Putain ce qu'elle est belle cette révolution. Ah pardon ça je l'ai déjà dit.
Qui est-elle cette masse
inconnue, cette foule sans visage ? C'est ce qui fait notre force. Il n'y en a
pas deux parmi nous qui aient la même opinion. Derrière ces cagoules qui se
protègent moins du froid que des caméras des policiers qui nous filment des
balcons, se
cache une nouvelle génération. Celle-là, elle est peut-être née du remake
de Titanic, celui où la navigation aérienne a fait couler tour à tour le rêve
américain et un empilement de businessmen post-coloniaux.

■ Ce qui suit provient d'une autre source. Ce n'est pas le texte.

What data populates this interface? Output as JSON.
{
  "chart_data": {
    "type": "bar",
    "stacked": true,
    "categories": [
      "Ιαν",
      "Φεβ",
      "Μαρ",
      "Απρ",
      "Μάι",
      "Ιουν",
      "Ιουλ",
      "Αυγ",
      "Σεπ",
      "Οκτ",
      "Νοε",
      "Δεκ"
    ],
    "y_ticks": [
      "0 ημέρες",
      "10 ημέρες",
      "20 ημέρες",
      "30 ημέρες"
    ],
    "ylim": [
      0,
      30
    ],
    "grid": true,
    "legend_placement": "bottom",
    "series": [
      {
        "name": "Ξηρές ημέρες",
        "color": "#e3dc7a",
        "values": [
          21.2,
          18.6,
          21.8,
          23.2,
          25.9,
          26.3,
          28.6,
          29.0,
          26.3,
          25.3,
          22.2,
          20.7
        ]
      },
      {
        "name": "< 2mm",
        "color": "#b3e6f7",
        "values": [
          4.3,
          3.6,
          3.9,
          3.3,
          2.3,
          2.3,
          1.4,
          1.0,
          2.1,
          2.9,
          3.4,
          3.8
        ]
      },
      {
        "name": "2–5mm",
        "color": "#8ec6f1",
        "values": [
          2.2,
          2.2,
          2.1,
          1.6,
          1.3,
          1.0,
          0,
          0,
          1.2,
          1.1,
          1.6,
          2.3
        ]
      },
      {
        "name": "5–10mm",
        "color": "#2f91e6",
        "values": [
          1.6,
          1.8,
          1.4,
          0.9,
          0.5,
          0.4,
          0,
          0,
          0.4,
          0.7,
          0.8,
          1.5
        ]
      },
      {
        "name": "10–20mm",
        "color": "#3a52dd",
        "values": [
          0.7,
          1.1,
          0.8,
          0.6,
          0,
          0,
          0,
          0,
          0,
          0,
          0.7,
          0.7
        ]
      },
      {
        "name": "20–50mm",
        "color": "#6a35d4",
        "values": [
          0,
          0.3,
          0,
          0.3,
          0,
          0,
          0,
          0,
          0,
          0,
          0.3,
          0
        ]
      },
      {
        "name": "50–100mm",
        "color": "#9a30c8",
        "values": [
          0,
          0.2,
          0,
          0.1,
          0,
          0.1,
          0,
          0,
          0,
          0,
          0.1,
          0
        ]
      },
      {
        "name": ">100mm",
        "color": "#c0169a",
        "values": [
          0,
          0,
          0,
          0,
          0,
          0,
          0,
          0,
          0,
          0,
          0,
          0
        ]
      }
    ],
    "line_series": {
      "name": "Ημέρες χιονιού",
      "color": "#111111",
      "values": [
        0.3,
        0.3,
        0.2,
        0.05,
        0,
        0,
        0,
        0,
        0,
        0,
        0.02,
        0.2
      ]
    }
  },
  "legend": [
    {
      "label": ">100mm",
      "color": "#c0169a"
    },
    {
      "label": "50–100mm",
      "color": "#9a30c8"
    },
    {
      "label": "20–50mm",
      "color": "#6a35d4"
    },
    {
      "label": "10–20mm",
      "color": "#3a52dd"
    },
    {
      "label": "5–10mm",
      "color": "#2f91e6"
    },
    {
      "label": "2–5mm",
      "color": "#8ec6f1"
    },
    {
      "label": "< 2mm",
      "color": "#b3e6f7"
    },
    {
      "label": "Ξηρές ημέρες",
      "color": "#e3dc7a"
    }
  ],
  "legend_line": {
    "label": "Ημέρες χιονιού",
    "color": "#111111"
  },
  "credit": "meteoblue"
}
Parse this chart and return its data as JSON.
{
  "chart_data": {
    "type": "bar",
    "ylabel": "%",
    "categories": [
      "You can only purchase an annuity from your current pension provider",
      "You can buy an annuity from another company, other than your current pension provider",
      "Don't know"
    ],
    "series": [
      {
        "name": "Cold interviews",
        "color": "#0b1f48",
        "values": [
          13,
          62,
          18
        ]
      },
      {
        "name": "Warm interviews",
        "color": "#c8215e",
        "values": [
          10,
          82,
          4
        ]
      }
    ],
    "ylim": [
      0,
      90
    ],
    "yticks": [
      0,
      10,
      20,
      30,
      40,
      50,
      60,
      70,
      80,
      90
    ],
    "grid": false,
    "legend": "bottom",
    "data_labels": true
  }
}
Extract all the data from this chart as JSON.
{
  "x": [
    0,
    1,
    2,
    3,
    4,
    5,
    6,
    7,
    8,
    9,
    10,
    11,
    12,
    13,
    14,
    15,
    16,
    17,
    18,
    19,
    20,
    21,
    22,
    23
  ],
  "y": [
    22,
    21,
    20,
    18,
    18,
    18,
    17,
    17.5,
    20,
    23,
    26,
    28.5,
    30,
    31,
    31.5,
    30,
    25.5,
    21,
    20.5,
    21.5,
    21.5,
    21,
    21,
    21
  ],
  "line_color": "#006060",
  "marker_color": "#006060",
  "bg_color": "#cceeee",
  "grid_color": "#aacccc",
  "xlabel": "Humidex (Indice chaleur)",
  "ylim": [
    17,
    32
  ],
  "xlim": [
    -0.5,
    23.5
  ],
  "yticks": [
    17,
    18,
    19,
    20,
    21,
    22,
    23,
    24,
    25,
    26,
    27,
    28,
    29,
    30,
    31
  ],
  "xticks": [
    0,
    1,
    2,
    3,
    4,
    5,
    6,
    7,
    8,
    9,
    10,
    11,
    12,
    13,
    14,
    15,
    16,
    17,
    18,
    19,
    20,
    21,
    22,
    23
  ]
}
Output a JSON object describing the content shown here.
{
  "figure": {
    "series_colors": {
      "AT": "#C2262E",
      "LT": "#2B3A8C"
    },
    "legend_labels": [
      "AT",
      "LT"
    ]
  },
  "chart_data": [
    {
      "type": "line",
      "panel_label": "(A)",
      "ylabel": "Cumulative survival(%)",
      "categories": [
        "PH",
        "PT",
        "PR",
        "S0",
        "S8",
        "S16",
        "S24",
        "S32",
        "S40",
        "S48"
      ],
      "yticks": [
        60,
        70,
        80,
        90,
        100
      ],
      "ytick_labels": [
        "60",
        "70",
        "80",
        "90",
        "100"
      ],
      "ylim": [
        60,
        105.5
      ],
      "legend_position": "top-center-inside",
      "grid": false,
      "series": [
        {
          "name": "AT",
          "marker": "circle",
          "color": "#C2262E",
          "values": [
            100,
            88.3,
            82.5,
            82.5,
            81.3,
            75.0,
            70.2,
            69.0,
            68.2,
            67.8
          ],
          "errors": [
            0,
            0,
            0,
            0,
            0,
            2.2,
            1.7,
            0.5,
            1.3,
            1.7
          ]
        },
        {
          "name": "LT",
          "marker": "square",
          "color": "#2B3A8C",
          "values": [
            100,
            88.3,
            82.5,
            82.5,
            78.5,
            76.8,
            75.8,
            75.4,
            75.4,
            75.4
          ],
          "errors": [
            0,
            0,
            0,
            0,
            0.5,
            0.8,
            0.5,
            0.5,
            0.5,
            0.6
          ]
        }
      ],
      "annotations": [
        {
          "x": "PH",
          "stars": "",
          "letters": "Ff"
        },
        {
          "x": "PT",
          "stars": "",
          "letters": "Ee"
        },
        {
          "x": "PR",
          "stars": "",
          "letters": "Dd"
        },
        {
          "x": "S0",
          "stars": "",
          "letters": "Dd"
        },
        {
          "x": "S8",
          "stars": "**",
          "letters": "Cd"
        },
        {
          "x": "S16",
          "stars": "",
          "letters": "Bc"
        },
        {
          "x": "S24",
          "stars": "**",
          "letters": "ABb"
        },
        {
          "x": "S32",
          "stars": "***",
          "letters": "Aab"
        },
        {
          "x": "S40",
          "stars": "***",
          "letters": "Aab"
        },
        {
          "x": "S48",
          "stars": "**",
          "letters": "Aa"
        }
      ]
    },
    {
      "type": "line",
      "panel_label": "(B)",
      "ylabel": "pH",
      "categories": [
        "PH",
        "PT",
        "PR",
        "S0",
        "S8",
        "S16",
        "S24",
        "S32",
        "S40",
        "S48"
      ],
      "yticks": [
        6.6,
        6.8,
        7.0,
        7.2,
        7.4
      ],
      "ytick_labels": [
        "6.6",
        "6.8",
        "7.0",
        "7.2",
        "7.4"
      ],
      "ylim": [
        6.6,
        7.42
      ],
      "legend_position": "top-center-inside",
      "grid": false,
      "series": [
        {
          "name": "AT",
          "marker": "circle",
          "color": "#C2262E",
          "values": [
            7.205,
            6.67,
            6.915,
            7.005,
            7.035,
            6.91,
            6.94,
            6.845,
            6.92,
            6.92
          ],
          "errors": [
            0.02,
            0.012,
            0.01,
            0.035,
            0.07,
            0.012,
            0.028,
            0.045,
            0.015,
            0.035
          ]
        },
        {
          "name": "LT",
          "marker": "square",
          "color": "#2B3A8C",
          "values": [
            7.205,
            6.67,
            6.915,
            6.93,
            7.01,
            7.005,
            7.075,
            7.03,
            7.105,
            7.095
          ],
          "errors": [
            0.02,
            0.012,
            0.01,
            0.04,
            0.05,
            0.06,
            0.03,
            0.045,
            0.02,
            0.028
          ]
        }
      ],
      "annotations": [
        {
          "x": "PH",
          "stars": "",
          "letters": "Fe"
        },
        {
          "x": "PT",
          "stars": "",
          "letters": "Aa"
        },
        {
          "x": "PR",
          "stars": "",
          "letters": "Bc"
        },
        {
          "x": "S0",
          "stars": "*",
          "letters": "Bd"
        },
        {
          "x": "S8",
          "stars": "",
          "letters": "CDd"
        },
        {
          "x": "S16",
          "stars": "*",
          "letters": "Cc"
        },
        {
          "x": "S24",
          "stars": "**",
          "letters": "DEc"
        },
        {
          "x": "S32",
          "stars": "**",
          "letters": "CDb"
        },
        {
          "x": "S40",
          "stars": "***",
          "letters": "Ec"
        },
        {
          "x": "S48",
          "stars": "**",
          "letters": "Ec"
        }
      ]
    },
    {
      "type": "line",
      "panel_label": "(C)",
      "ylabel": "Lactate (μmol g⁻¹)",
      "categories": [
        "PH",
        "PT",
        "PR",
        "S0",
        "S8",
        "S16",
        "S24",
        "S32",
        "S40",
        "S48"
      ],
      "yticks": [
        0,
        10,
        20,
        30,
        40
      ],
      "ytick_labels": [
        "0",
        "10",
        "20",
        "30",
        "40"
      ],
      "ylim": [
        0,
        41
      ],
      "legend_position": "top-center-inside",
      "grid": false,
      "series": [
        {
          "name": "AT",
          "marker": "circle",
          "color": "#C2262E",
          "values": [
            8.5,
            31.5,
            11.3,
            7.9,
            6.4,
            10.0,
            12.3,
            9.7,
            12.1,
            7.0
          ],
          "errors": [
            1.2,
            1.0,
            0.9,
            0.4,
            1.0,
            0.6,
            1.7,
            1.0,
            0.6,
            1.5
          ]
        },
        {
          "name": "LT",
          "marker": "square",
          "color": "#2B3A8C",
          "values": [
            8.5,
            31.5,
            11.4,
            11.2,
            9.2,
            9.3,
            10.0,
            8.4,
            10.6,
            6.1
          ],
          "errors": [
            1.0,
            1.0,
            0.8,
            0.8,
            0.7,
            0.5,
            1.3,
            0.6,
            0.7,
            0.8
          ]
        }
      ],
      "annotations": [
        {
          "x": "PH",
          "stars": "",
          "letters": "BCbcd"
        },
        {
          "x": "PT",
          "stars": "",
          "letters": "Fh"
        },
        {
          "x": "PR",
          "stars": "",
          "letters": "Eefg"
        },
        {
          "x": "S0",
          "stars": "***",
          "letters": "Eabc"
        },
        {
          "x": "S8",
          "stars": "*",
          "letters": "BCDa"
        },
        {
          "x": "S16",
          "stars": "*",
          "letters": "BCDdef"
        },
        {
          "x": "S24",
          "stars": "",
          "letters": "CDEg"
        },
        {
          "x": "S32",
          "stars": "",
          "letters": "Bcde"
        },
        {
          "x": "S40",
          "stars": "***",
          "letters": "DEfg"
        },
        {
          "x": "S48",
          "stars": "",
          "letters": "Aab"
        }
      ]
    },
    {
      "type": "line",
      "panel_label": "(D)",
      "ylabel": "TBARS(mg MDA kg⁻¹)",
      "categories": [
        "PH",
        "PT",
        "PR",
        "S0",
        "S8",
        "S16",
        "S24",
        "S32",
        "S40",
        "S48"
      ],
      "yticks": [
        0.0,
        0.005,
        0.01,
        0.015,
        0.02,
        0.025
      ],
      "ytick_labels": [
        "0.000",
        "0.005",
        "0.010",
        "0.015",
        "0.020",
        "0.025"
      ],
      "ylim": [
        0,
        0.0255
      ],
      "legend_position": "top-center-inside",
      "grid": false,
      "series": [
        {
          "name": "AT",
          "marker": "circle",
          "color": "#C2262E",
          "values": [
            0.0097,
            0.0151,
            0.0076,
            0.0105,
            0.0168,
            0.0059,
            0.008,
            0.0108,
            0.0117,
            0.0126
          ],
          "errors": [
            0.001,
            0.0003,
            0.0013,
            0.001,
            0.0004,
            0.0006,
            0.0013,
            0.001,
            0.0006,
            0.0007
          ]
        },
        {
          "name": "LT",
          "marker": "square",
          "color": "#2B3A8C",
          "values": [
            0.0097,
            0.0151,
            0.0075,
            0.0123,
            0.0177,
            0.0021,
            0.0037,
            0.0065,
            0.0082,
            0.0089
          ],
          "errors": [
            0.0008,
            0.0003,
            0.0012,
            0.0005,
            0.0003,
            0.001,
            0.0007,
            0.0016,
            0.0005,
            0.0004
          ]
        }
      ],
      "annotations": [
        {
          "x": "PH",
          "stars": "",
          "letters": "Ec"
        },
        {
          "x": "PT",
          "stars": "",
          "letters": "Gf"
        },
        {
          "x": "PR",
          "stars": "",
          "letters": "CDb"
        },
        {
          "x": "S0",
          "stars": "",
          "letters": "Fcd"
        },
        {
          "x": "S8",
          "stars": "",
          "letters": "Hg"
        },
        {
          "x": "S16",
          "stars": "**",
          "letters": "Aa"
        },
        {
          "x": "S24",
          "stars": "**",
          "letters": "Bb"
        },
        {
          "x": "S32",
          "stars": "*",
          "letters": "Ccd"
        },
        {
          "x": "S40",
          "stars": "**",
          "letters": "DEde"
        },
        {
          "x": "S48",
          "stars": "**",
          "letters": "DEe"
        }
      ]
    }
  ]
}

Dans la nuit montante, grimpés
à quatre par toit de bagnole, immobiles dans le silence ils attendent.
Les rebeus du quartier
ils hallucinent. Un tel déploiement militaire pour des jeunes qui dansent dans
la rue, ils sont pas sûrs d'avoir tout compris.
Finalement, comme
l'émeute ne vient pas, on nous relâche, et dans une ambiance Toujours Jaune,
nous entrons dans le Cirque de Babylone. Et on conjure le sommeil, car dans ces
moments-là on n'a plus besoin de dormir.
Le lendemain,
plus rien. Pour quelques heures encore, on pourra tourner le bouton de nos
radios et avoir de vraies informations exemptées de pubs. Un naufragé explique
en gros qu'on continue car on n'a nulle part où aller.
A part ça, la vie
a repris son cours. C'est pire qu'avant. En cette vieille de fêtes de fin du
monde, les magasins sont ouverts même le dimanche. Et on déplore des phénomènes
de masses dans toutes les galeries commerciales.
Ben voilà il faut
se rendre à l'évidence. Dans cette anti-utopie on est la minorité. De temps
en temps dans la foule d'acheteurs conformes on en reconnaît un. A un détail
mais ça ne trompe pas. Un sac à dos un peu trop volumineux, un instrument de
musique, un bonnet noir. On s'échange un éclair. Et on se refond dans la
foule.
Depuis hier, au coin de ma rue
il y a une inscription anarchiste. Les gens qui vont travailler passent devant
sans s'arrêter. C'est tout ce qu'il nous reste.
C'est tout petit dans le
quotidien mais quand même elle est belle cette révolution.